Michel Hazanavicius, noto per il suo talento comico (OSS117) quanto ai suoi omaggi al cinema (L'Artista), qui rivela un aspetto insospettabile della sua creatività. Il regista prende le parole di Jean-Claude Grumberg, ma le trascende con un'estetica delicata e di grande impatto. La foresta, ghiacciata e minacciosa, diventa quasi un personaggio a sé stante, mentre i treni della morte si trasformano in mostri d'acciaio, schiacciando la speranza sul loro cammino. Eppure, in questa atmosfera opprimente, emergono esplosioni di luce, gesti di infinita tenerezza che ci ricordano che l’umanità può ancora resistere all’indicibile. Lungi dal tradire l'approccio del libro, sceglie l'animazione per amplificare la portata universale e onirica della storia. Un approccio che evoca le scelte artistiche di Isao Takahata in La Tomba delle Luccioledove la poesia visiva dialoga con una tragedia storica.

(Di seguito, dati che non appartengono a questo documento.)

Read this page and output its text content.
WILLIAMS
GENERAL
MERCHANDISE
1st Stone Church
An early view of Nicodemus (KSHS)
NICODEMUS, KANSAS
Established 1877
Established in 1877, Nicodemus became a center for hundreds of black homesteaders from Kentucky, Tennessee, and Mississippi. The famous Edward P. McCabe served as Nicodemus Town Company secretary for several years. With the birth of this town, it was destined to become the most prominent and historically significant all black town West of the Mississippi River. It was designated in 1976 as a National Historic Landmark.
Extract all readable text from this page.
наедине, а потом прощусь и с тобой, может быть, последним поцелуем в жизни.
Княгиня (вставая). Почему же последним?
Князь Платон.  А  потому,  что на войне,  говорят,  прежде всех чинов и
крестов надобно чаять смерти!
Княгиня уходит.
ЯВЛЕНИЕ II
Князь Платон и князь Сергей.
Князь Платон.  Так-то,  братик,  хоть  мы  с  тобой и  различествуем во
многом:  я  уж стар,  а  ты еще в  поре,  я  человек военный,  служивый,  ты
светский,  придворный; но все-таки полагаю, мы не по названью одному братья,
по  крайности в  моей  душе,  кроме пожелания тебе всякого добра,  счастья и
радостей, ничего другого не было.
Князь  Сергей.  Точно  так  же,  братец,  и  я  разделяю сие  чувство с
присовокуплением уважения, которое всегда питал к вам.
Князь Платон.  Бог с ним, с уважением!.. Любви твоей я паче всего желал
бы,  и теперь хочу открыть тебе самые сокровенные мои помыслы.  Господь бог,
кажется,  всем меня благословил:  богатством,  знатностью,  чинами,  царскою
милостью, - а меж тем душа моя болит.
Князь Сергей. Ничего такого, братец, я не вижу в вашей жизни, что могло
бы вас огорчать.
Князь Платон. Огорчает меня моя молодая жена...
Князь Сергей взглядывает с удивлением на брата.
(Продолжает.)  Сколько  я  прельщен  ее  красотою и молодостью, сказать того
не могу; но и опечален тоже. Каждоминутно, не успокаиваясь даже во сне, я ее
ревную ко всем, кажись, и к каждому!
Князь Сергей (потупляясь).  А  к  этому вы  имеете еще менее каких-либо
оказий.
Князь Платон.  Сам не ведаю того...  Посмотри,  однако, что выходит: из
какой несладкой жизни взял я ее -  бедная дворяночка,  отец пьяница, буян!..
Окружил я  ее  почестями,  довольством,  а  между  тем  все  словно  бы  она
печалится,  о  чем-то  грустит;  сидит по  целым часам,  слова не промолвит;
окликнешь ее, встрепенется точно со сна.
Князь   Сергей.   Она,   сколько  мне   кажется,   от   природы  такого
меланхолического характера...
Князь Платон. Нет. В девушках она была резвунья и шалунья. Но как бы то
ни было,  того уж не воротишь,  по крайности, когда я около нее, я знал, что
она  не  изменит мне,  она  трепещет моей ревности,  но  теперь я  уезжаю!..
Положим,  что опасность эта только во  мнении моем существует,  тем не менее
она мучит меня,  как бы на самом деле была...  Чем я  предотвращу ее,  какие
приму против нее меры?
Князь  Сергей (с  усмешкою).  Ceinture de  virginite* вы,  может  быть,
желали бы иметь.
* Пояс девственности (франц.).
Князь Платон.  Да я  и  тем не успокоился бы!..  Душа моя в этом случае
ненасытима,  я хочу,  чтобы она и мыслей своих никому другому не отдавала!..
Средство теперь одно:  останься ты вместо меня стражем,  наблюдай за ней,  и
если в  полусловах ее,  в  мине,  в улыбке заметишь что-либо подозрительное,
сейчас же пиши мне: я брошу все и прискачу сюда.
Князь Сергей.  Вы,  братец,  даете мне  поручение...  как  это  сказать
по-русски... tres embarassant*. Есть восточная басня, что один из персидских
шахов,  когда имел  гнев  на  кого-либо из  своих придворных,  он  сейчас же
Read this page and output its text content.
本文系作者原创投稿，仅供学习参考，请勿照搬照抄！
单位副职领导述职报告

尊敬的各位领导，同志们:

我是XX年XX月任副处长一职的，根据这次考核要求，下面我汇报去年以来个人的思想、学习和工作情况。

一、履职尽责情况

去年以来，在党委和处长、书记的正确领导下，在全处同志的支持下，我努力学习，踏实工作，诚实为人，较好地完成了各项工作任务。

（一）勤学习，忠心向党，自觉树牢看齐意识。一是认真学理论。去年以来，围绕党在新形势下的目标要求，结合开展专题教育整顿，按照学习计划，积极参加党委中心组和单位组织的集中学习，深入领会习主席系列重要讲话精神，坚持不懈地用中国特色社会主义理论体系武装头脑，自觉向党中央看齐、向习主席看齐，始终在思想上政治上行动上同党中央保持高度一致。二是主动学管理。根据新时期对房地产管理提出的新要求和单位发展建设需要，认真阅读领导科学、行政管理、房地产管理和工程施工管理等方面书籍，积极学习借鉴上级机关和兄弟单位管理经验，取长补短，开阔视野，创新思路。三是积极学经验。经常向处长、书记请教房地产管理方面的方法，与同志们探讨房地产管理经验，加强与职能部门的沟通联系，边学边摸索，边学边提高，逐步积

La narrazione, affidata a Jean-Louis Trintignant, conferisce al film un'aura quasi sacra. La sua voce rauca e calma, registrata all'alba della propria dipartita, avvolge il racconto con una gravità struggente, come un'ultima lezione trasmessa attraverso i secoli. Al suo fianco, Dominique Blanc e Grégory Gadebois danno vita alla coppia di taglialegna, trascendendo il loro ruolo di archetipi per incarnare un'umanità profondamente tangibile e commovente.
Un'estetica al culmine dell'oscurità
L'animazione permette al regista di trascendere i limiti del realismo per addentrarsi in un'estetica simbolica di rara forza. La foresta polacca, al tempo stesso opprimente e protettiva, si impone come un'entità viva, dove il freddo morde tanto quanto la solitudine. Questa ambientazione, luogo di pericolo e di rifugio allo stesso tempo, evoca i racconti della nostra infanzia, come Hansel e Gretel. La palette cromatica, accuratamente realizzata, alterna toni invernali austeri e bluastri ed esplosioni luminose – una fiamma tremolante, un pezzo di tessuto rosso – che squarciano l’oscurità con sorprendente intensità.